66. La société devra délivrer à M. [O] un bulletin de salaire récapitulatif des sommes allouées, un certificat de travail, un reçu pour solde de tout compte ainsi qu'une attestation France Travail (anciennement Pôle Emploi) rectifiés en considération des condamnations prononcées et ce, dans le délai de deux mois à compter de la signification de la présente décision.
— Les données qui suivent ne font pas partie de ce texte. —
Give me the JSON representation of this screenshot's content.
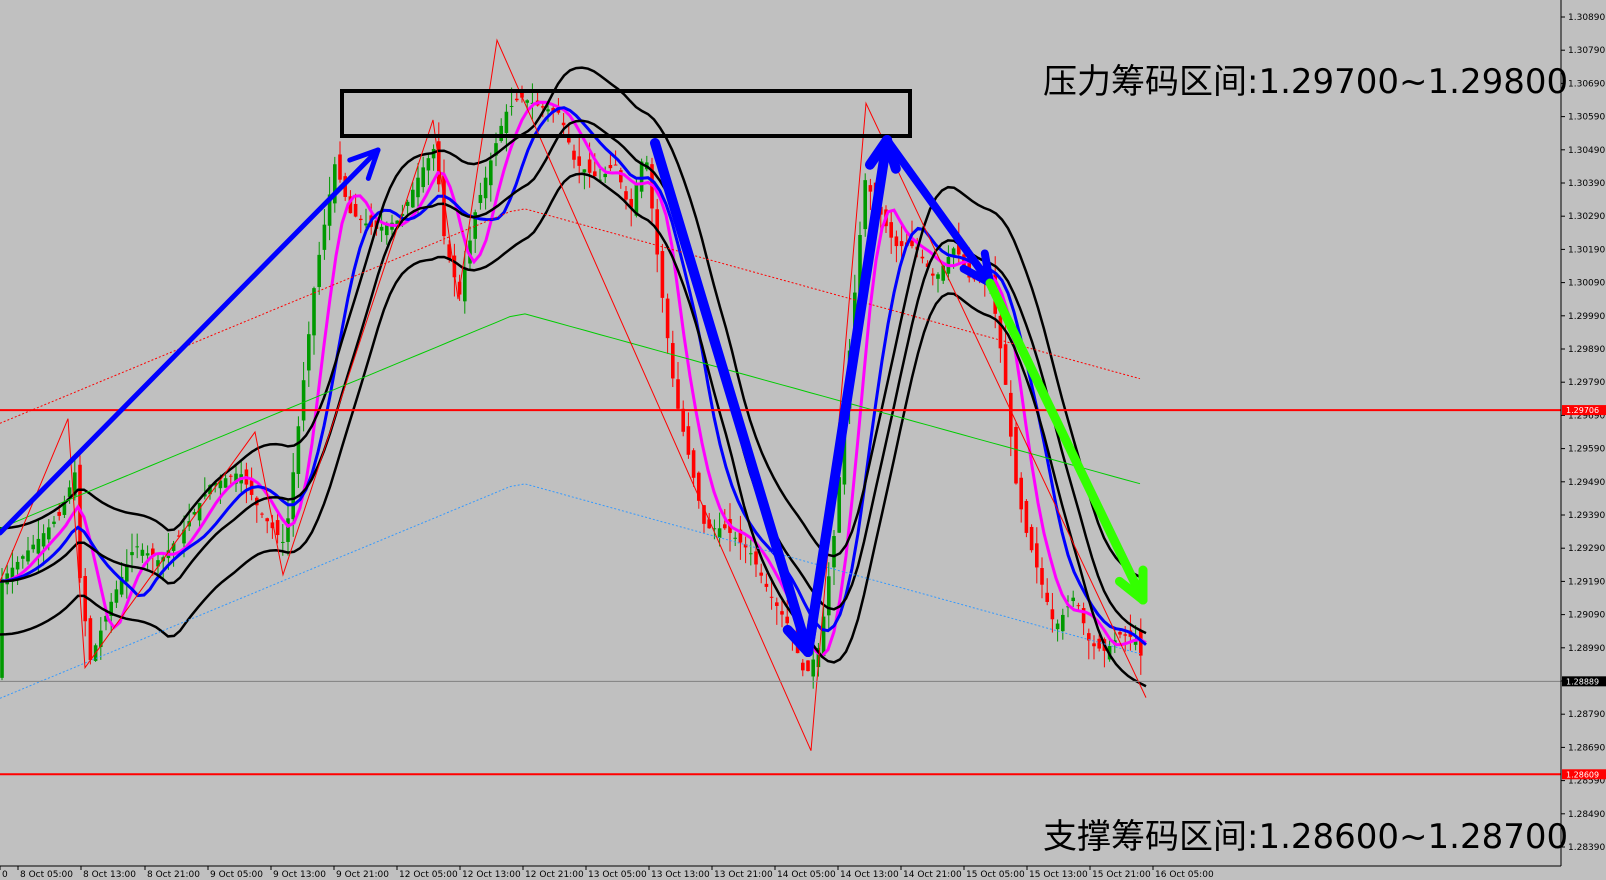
{
  "chart_data": {
    "type": "candlestick",
    "y_axis": {
      "range": [
        1.2835,
        1.3095
      ],
      "tick_labels": [
        "1.30890",
        "1.30790",
        "1.30690",
        "1.30590",
        "1.30490",
        "1.30390",
        "1.30290",
        "1.30190",
        "1.30090",
        "1.29990",
        "1.29890",
        "1.29790",
        "1.29690",
        "1.29590",
        "1.29490",
        "1.29390",
        "1.29290",
        "1.29190",
        "1.29090",
        "1.28990",
        "1.28890",
        "1.28790",
        "1.28690",
        "1.28590",
        "1.28490",
        "1.28390"
      ],
      "tick_values": [
        1.3089,
        1.3079,
        1.3069,
        1.3059,
        1.3049,
        1.3039,
        1.3029,
        1.3019,
        1.3009,
        1.2999,
        1.2989,
        1.2979,
        1.2969,
        1.2959,
        1.2949,
        1.2939,
        1.2929,
        1.2919,
        1.2909,
        1.2899,
        1.2889,
        1.2879,
        1.2869,
        1.2859,
        1.2849,
        1.2839
      ]
    },
    "x_axis": {
      "tick_labels": [
        "0",
        "8 Oct 05:00",
        "8 Oct 13:00",
        "8 Oct 21:00",
        "9 Oct 05:00",
        "9 Oct 13:00",
        "9 Oct 21:00",
        "12 Oct 05:00",
        "12 Oct 13:00",
        "12 Oct 21:00",
        "13 Oct 05:00",
        "13 Oct 13:00",
        "13 Oct 21:00",
        "14 Oct 05:00",
        "14 Oct 13:00",
        "14 Oct 21:00",
        "15 Oct 05:00",
        "15 Oct 13:00",
        "15 Oct 21:00",
        "16 Oct 05:00"
      ]
    },
    "horizontal_levels": [
      {
        "value": 1.29706,
        "label": "1.29706",
        "color": "#ff0000"
      },
      {
        "value": 1.28609,
        "label": "1.28609",
        "color": "#ff0000"
      }
    ],
    "current_price": {
      "value": 1.28889,
      "label": "1.28889"
    },
    "annotations": {
      "resistance": "压力筹码区间:1.29700~1.29800",
      "support": "支撑筹码区间:1.28600~1.28700"
    },
    "colors": {
      "background": "#c0c0c0",
      "bull_candle": "#009900",
      "bear_candle": "#ff0000",
      "bollinger": "#000000",
      "ma_fast": "#ff00ff",
      "ma_slow": "#0000ff",
      "ma_long": "#00cc00",
      "envelope_upper": "#ff0000",
      "envelope_lower": "#3399ff",
      "arrow_main": "#0000ff",
      "arrow_down": "#33ff00",
      "level_line": "#ff0000",
      "box": "#000000"
    }
  }
}
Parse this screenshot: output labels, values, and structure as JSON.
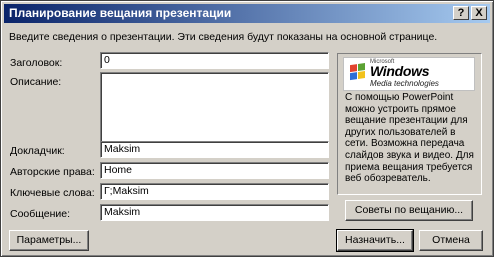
{
  "window": {
    "title": "Планирование вещания презентации",
    "help_label": "?",
    "close_label": "X"
  },
  "intro": "Введите сведения о презентации. Эти сведения будут показаны на основной странице.",
  "fields": {
    "title": {
      "label": "Заголовок:",
      "value": "0"
    },
    "description": {
      "label": "Описание:",
      "value": ""
    },
    "speaker": {
      "label": "Докладчик:",
      "value": "Maksim"
    },
    "copyright": {
      "label": "Авторские права:",
      "value": "Home"
    },
    "keywords": {
      "label": "Ключевые слова:",
      "value": "Г;Maksim"
    },
    "message": {
      "label": "Сообщение:",
      "value": "Maksim"
    }
  },
  "info": {
    "logo_small": "Microsoft",
    "logo_windows": "Windows",
    "logo_media": "Media technologies",
    "text": "С помощью PowerPoint можно устроить прямое вещание презентации для других пользователей в сети. Возможна передача слайдов звука и видео. Для приема вещания требуется веб обозреватель."
  },
  "buttons": {
    "tips": "Советы по вещанию...",
    "settings": "Параметры...",
    "schedule": "Назначить...",
    "cancel": "Отмена"
  },
  "colors": {
    "title_bar_start": "#0a246a",
    "title_bar_end": "#a6caf0",
    "dialog_bg": "#d4d0c8"
  }
}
67. La société, partie perdante à l'instance, sera condamnée aux dépens ainsi qu'à payer à M. [O] la somme complémentaire de 3 000 euros au titre des frais irrépétibles exposés en cause d'appel, en sus de la somme allouée en première instance sur le fondement de l'article 700 du code de procédure civile.
PAR CES MOTIFS,
La cour,
Rejette les conclusions communiquées par la société [1] le 11 décembre 2025,
Confirme le jugement déféré en ce qu'il a déclaré nul le licenciement de M. [O], débouté celui-ci de sa demande au titre de l'indemnité forfaitaire pour travail dissimulé en ce qu'il a débouté la société [1] de sa demande reconventionnelle à titre de dommages et intérêts, en ce qu'il a condamné celle-ci à payer à M. [O] la somme de 37 580,54 euros au titre de l'indemnité conventionnelle de licenciement outre celle de 1 500 euros sur le fondement de l'article 700 du code de procédure civile ainsi que les dépens,
Infirme le jugement déféré dans ses autres dispositions,
Statuant à nouveau,
Condamne la société [1] à payer à M. [O] les sommes suivantes :
- 11 072,29 euros brut à titre de rappel de salaire pour les heures supplémentaires réalisées outre 1 107,23 euros brut pour les congés payés afférents,
- 1 183,17 euros brut au titre de la contrepartie obligatoire en repos,
- 12 161,82 euros brut au titre de l'indemnité pour violation du statut protecteur,
- 18 169,48 euros brut au titre de l'indemnité compensatrice de préavis et 1 816,94 euros brut pour les congés payés afférents,
- 30 000 euros à titre de dommages et intérêts en réparation du préjudice résultant du licenciement nul,
- 1 000 euros à titre de dommages et intérêts en réparation du préjudice résultant de l'exécution déloyale du contrat de travail,
Rappelle que les créances salariales portent intérêts au taux légal à compter de la réception par l'employeur de sa convocation devant le conseil de prud'hommes tandis que les créances indemnitaires portent intérêts au taux légal à compter de la décision en fixant tout à la fois le principe et le montant,
Dit que la société [1] devra délivrer à M. [O] un bulletin de salaire récapitulatif des sommes allouées, un certificat de travail, un reçu pour solde de tout compte ainsi qu'une attestation France Travail rectifiés en considération des condamnations prononcées et ce, dans le délai de deux mois à compter de la signification de la présente décision,
Condamne la société [1] aux dépens ainsi qu'à verser à M. [O] la somme complémentaire de 3 000 euros au titre des frais irrépétibles exposés en cause d'appel.
Signé par Sylvie Hylaire, présidente et par Sandrine Lachaise,greffière, à laquelle la minute de la décision a été remise par le magistrat signataire.